Lyrics from “Aurora” by Mário Lago and Roberto Roberti (1941)
If only you were sincere, o-o-o-oh, Aurora,
Check out how good it would be, o-o-o-oh, Aurora
A beautiful apartment, with a doorman and an elevator
And refrigerated air for hot days
“Madame” in front of your name, you would have it now
— Interpretation —
“Aurora” was one of the top hits of Carnaval 1941, and is still often mentioned among the greatest Carnaval “marchinhas” of all time. The song lists major status symbols of the time — an air-conditioned apartment, with an elevator and a doorman — to remind Aurora of all she gave up (not to mention the possibility of becoming a “madame”) by not being true to the song’s protagonist.
On Ash Wednesday, 1940, at a time when “Ash Wednesdays were truly sorrowful,” according to Mário Lago, Roberto Roberti presented the half-complete “Aurora” to Mário, and the two finished the song together. There was still a year to go before it would become a Carnaval sensation interpreted by Joél and Gaúcho, a beloved duo that sang mostly marchinhas in the 1930s and 1940s. Carmen Miranda — whose sister’s name was Aurora (maybe the subject of the song?) — incorporated the song in her repertoire and sang it throughout the United States in 1941. In the meantime, Harold Adamson, an American songwriter perhaps best known for writing the theme song to I Love Lucy, quickly wrote English lyrics for “Aurora.” The Andrews Sisters‘ performance of the new arrangement became a sensation in the United States and England and was featured in Abbott and Costello’s 1941 comedy-horror film, Hold that Ghost:
The marchinha – or “little march – style was introduced in Rio de Janeiro toward the end of the 19th century by Portuguese theater companies, and provided the soundtrack for Carnaval in Brazil from the 1920s through the 1950s. The style is jovial and jesting, and even the name, little march, satirizes its military roots. The first marchinha written especially for Carnaval was Chiquinha Gonzaga‘s “Ô Abre Alas,” in 1899:
After the 1950s, marchinhas were pushed out of the Carnaval spotlight by samba-enredos, which were written for and performed by Rio de Janeiro’s beloved samba schools. What’s more, the often biting political commentary woven into cheerful marchinhas ensured the disapproval of the military dictatorship that took over in Brazil in 1965, further stifling the genre.

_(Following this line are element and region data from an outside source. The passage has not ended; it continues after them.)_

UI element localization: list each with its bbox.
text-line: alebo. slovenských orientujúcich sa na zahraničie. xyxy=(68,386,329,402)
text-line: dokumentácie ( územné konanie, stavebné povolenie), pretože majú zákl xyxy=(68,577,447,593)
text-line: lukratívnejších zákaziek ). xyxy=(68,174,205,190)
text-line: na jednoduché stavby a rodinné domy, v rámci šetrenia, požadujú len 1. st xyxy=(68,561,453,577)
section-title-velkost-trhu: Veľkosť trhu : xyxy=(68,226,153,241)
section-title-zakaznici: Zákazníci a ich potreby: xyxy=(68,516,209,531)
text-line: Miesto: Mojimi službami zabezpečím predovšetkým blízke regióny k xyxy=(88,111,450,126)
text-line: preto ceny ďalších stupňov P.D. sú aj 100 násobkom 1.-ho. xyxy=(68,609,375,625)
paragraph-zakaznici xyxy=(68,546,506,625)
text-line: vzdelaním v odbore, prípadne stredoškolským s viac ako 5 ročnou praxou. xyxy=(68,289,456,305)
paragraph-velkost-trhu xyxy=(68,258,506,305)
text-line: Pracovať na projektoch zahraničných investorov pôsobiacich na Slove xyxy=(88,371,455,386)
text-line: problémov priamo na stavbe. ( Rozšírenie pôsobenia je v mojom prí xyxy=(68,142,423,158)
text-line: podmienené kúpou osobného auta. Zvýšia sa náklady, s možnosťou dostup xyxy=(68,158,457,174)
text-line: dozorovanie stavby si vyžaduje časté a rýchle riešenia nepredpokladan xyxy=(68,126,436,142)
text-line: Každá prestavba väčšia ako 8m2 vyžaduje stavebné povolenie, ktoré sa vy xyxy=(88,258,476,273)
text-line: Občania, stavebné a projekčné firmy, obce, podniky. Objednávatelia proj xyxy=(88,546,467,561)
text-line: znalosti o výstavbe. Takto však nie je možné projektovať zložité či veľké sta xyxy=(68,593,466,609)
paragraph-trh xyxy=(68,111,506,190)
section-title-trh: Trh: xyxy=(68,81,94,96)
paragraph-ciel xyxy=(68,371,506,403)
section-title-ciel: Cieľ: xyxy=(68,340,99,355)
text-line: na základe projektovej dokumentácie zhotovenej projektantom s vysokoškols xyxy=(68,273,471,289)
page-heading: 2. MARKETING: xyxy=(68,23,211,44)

Mário Lago, born in Rio de Janeiro in 1911, was a lawyer, poet, composer, lyricist and actor, and one of the most highly regarded songwriters in Brazil in the 20th century. Aside from “Aurora,” his most famous songs include “Ai, que saudades da Amélia” and “Atire a primeira pedra,” both written with Ataulfo Alves, “É tão gostoso seu moço,” with Chocolate, and “Numero um,” with Benedito Lacerda. He also acted in a number of movies, including Glauber Rocha‘s classic Terra em Transe.
Roberto Roberti, born in 1915, also in Rio de Janeiro, composed marchinhas and sambas — including a number of hits sung by Carmen Miranda — and was one of the founding members of the Brazilian Composers Union.
Main source for this post: A Canção no Tempo: 85 Anos de Músicas Brasileiras, Vol. 1: 1901-1957, by Jairo Severiano and Zuza Homem de Mello.